Il leur faut la matière
celle qui les fera avancer dans leur sentiment
celui de conquête ou d’être une merde  (de convaincre) ;  qui leur est propre …
le sentiment qui est encore figuré
a ainsi encore ça en tête
pour continuer à se faire avancer
ou à croire en lui ;
de pouvoir s’en sortir
de ce qui tue en réalité (le temps).
Et être ainsi là, présent sans avoir réellement saisi ça (sauf pour avoir un sentiment qui prend ou supporte mais qui ne révèle rien).
Le propre que le sentiment évolue dans la matière qui leur sera propre pour répondre d’eux (pour changer d’état)
c’est à dire se reposer du monde ou changer en énergie ; celle qui permet de découvrir la vérité, la « terre »
c’est à dire l’alpha ou le yin
celui qui concentre du monde (occupe l’esprit) et ainsi qui permet de parler de soi.
Et par extension au « bien » ou à la vie en elle.
Le propre de pouvoir se détacher
de ça sans mal ;
ou faire d’histoire (d’être clair avec soi-même).
Sauf qu’une personne en vie,
elle, elle se détache
non en apportant du sens
ou de la matière
mais ce qui lui permet
d’être, sans rien avoir à sa reprocher
pour avoir ainsi la vie qu’elles veulent,
cette influence que je dénonce.
Celle qui fera qu’il y aura des histoires pour rien.
Non pour apprendre sur soi
ou sur l’autre
mais de ne pas être plus avancé
malgré « l’échange ».

Le seul échange
qu’il y ait,
c’est celui d’être (de soi)
et d’avoir (de ça)
afin de pouvoir se manifester
ou alors saisir à la gravité éludée (le surf)
celui qui permet de contrôler leur vie, de dire je
ou de ressortir dans un sens
(pour faire leur vie et non la perdre
c’est à dire d’être sans ressort ; « pouvoir » et reconnaissance en réalité … pouvoir prendre des autres pour continuer à se faire « marcher » et cela sans fin).
Un changement d’état
qui ne révèle pas alors,
mais qui prend belle et bien
aux autres pour rester « bien »
sans l’être.
Et continuer ainsi à exercer cette influence
qui ne révèle rien d’autre à part de se servir du monde, des autres
pour continuer à avoir la “lumière” ou la matière
afin de ressortir de ce qui serait pour eux,
forcément « mal », la fin ou une perte d’influence (la fin ou le mal qui est la gravité éludée pour dire je, ressortir dans un sens et ainsi de pouvoir encore se concentrer sur ce qui leur permet de dire je.

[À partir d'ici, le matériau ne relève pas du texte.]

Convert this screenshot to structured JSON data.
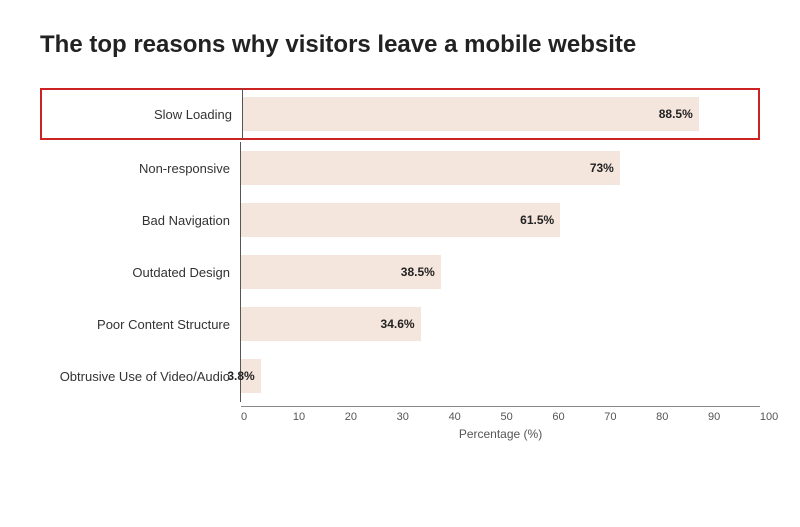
{
  "title": "The top reasons why visitors leave a mobile website",
  "chart": {
    "bars": [
      {
        "label": "Slow Loading",
        "value": 88.5,
        "display": "88.5%",
        "highlighted": true
      },
      {
        "label": "Non-responsive",
        "value": 73,
        "display": "73%",
        "highlighted": false
      },
      {
        "label": "Bad Navigation",
        "value": 61.5,
        "display": "61.5%",
        "highlighted": false
      },
      {
        "label": "Outdated Design",
        "value": 38.5,
        "display": "38.5%",
        "highlighted": false
      },
      {
        "label": "Poor Content Structure",
        "value": 34.6,
        "display": "34.6%",
        "highlighted": false
      },
      {
        "label": "Obtrusive Use of Video/Audio",
        "value": 3.8,
        "display": "3.8%",
        "highlighted": false
      }
    ],
    "xAxis": {
      "ticks": [
        "0",
        "10",
        "20",
        "30",
        "40",
        "50",
        "60",
        "70",
        "80",
        "90",
        "100"
      ],
      "title": "Percentage (%)"
    }
  }
}
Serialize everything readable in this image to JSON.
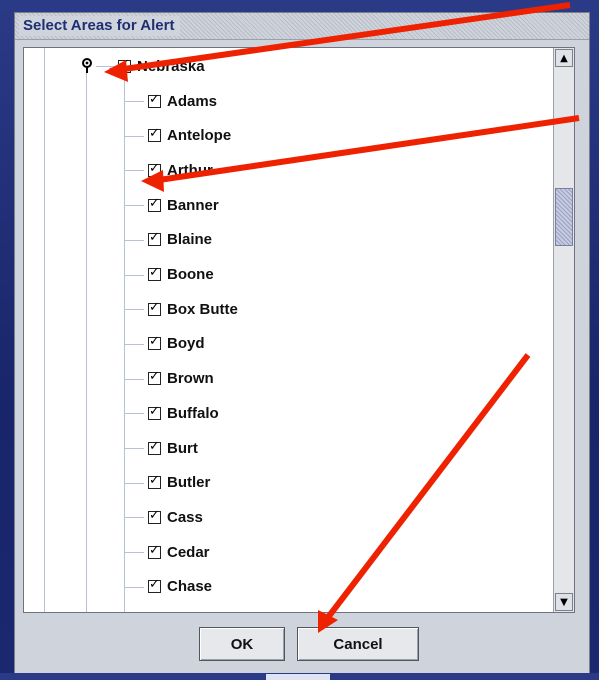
{
  "dialog": {
    "title": "Select Areas for Alert",
    "ok_label": "OK",
    "cancel_label": "Cancel"
  },
  "tree": {
    "root": {
      "label": "Nebraska",
      "checked": true
    },
    "children": [
      {
        "label": "Adams",
        "checked": true
      },
      {
        "label": "Antelope",
        "checked": true
      },
      {
        "label": "Arthur",
        "checked": true
      },
      {
        "label": "Banner",
        "checked": true
      },
      {
        "label": "Blaine",
        "checked": true
      },
      {
        "label": "Boone",
        "checked": true
      },
      {
        "label": "Box Butte",
        "checked": true
      },
      {
        "label": "Boyd",
        "checked": true
      },
      {
        "label": "Brown",
        "checked": true
      },
      {
        "label": "Buffalo",
        "checked": true
      },
      {
        "label": "Burt",
        "checked": true
      },
      {
        "label": "Butler",
        "checked": true
      },
      {
        "label": "Cass",
        "checked": true
      },
      {
        "label": "Cedar",
        "checked": true
      },
      {
        "label": "Chase",
        "checked": true
      }
    ]
  },
  "scrollbar": {
    "up_icon": "scroll-up-arrow-icon",
    "down_icon": "scroll-down-arrow-icon"
  },
  "colors": {
    "annotation_arrow": "#ee2200",
    "title_text": "#1f2f70",
    "background": "#1c2a6e"
  }
}
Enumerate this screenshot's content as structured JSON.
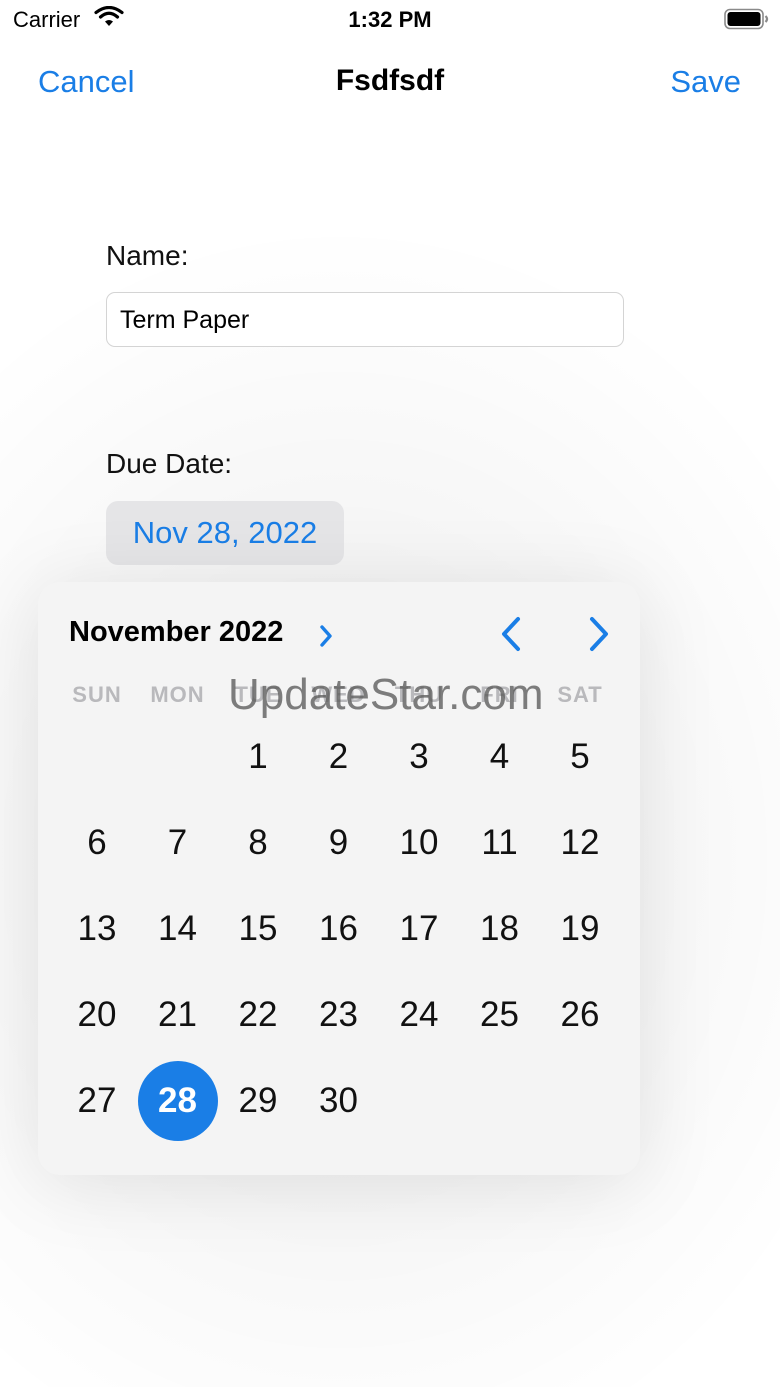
{
  "status_bar": {
    "carrier": "Carrier",
    "time": "1:32 PM"
  },
  "nav": {
    "cancel": "Cancel",
    "title": "Fsdfsdf",
    "save": "Save"
  },
  "form": {
    "name_label": "Name:",
    "name_value": "Term Paper",
    "due_label": "Due Date:",
    "due_value": "Nov 28, 2022"
  },
  "calendar": {
    "month_label": "November 2022",
    "weekdays": [
      "SUN",
      "MON",
      "TUE",
      "WED",
      "THU",
      "FRI",
      "SAT"
    ],
    "days": [
      "1",
      "2",
      "3",
      "4",
      "5",
      "6",
      "7",
      "8",
      "9",
      "10",
      "11",
      "12",
      "13",
      "14",
      "15",
      "16",
      "17",
      "18",
      "19",
      "20",
      "21",
      "22",
      "23",
      "24",
      "25",
      "26",
      "27",
      "28",
      "29",
      "30"
    ],
    "selected_day": "28",
    "first_weekday_index": 2
  },
  "watermark": "UpdateStar.com",
  "colors": {
    "accent": "#1a7ee6",
    "chip_bg": "#e5e5e7",
    "calendar_bg": "#f4f4f4"
  }
}
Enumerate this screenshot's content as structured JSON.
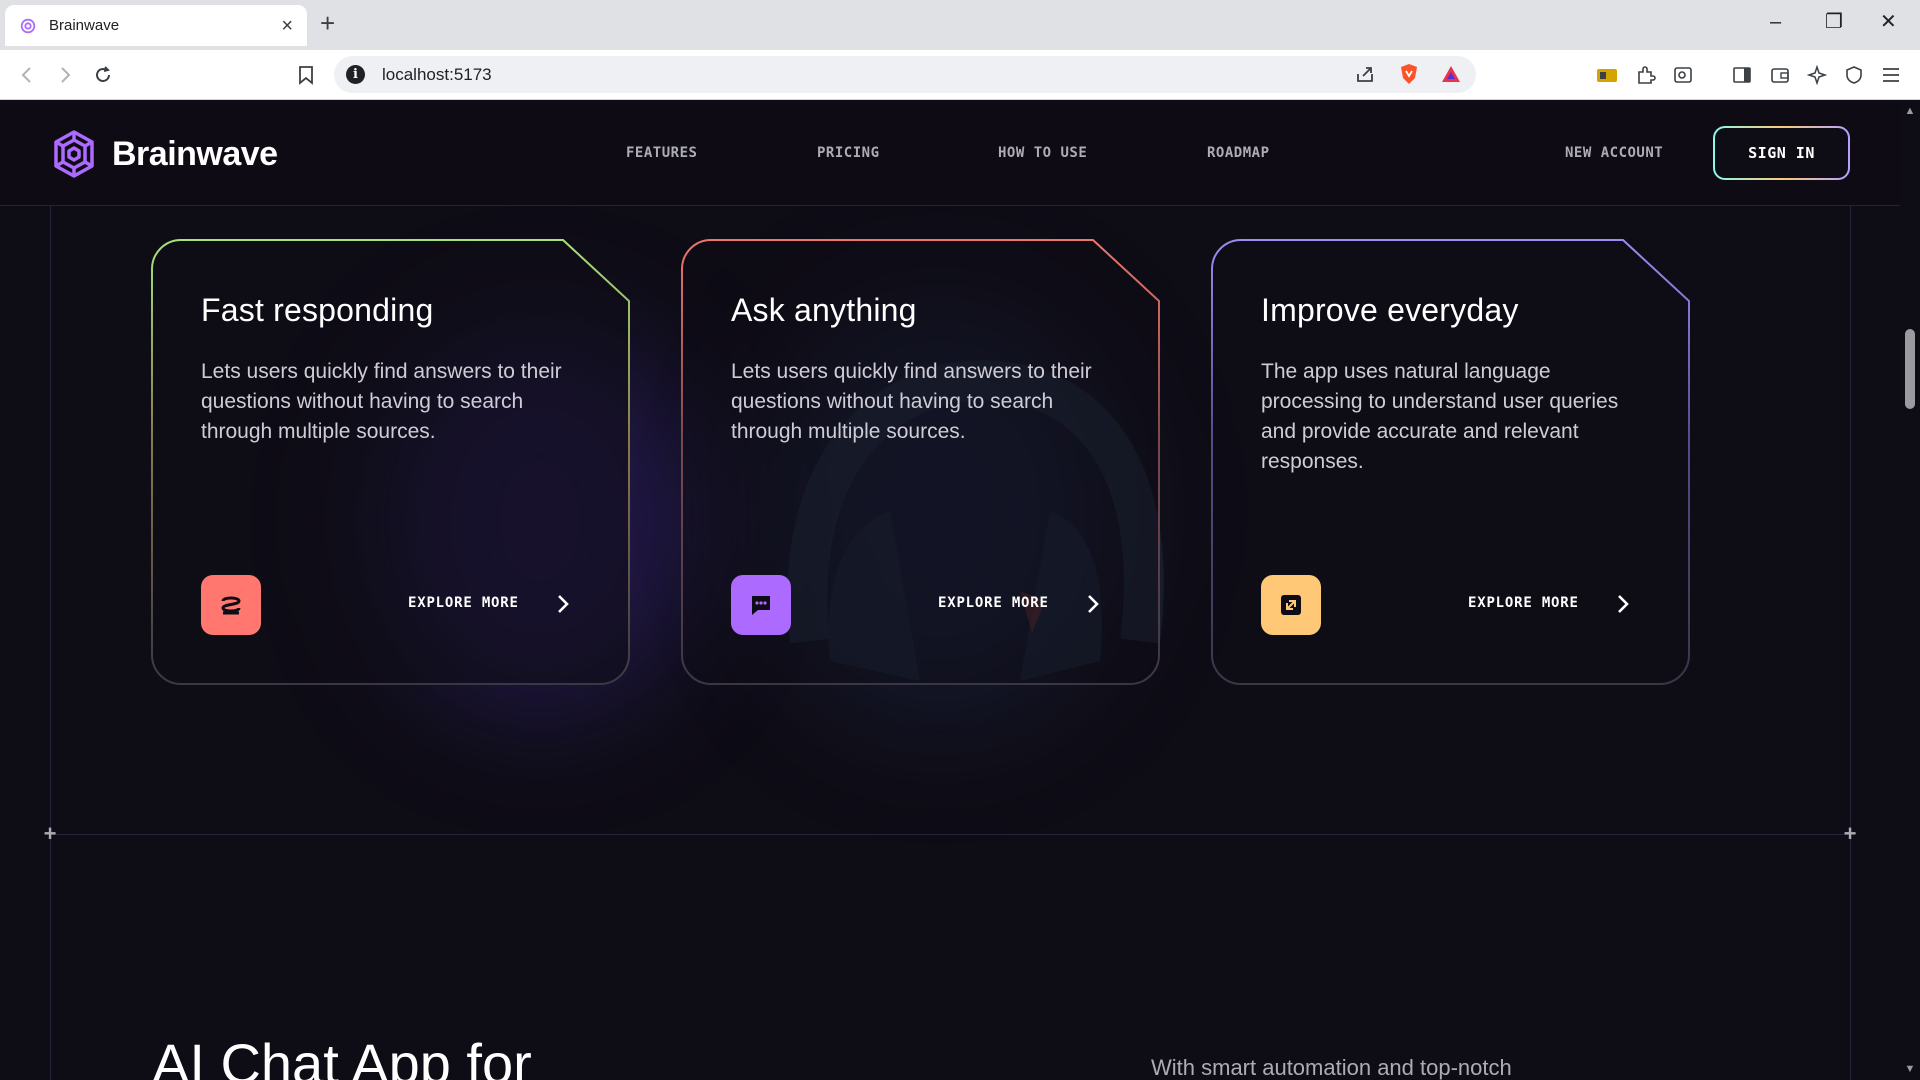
{
  "browser": {
    "tab_title": "Brainwave",
    "url": "localhost:5173"
  },
  "header": {
    "brand": "Brainwave",
    "nav": [
      "FEATURES",
      "PRICING",
      "HOW TO USE",
      "ROADMAP"
    ],
    "new_account": "NEW ACCOUNT",
    "sign_in": "SIGN IN"
  },
  "cards": [
    {
      "title": "Fast responding",
      "text": "Lets users quickly find answers to their questions without having to search through multiple sources.",
      "cta": "EXPLORE MORE",
      "icon": "plug-icon",
      "icon_color": "#ff776f"
    },
    {
      "title": "Ask anything",
      "text": "Lets users quickly find answers to their questions without having to search through multiple sources.",
      "cta": "EXPLORE MORE",
      "icon": "chat-icon",
      "icon_color": "#ac6aff"
    },
    {
      "title": "Improve everyday",
      "text": "The app uses natural language processing to understand user queries and provide accurate and relevant responses.",
      "cta": "EXPLORE MORE",
      "icon": "expand-icon",
      "icon_color": "#ffc876"
    }
  ],
  "section": {
    "heading": "AI Chat App for",
    "subtext": "With smart automation and top-notch"
  },
  "colors": {
    "background": "#0e0c15",
    "card1_border": "#a6e37a",
    "card2_border": "#f0756a",
    "card3_border": "#9b8cf5"
  }
}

Ça est le surf ou la condition pour avoir selon eux, du « peau » sans réellement le réaliser eux-mêmes malgré leur “pouvoir” ou “savoir” ; afin de rester « en vie » … de ne pas perdre l’influence celle qui leur permet de répondre d’eux et ainsi d’être « mieux » que mort ou sans vie. Cette influence que je dénonce celle qui leur permet de répondre d’eux sans rien révéler malgré leur sentiment d’avancer et non d’échouer).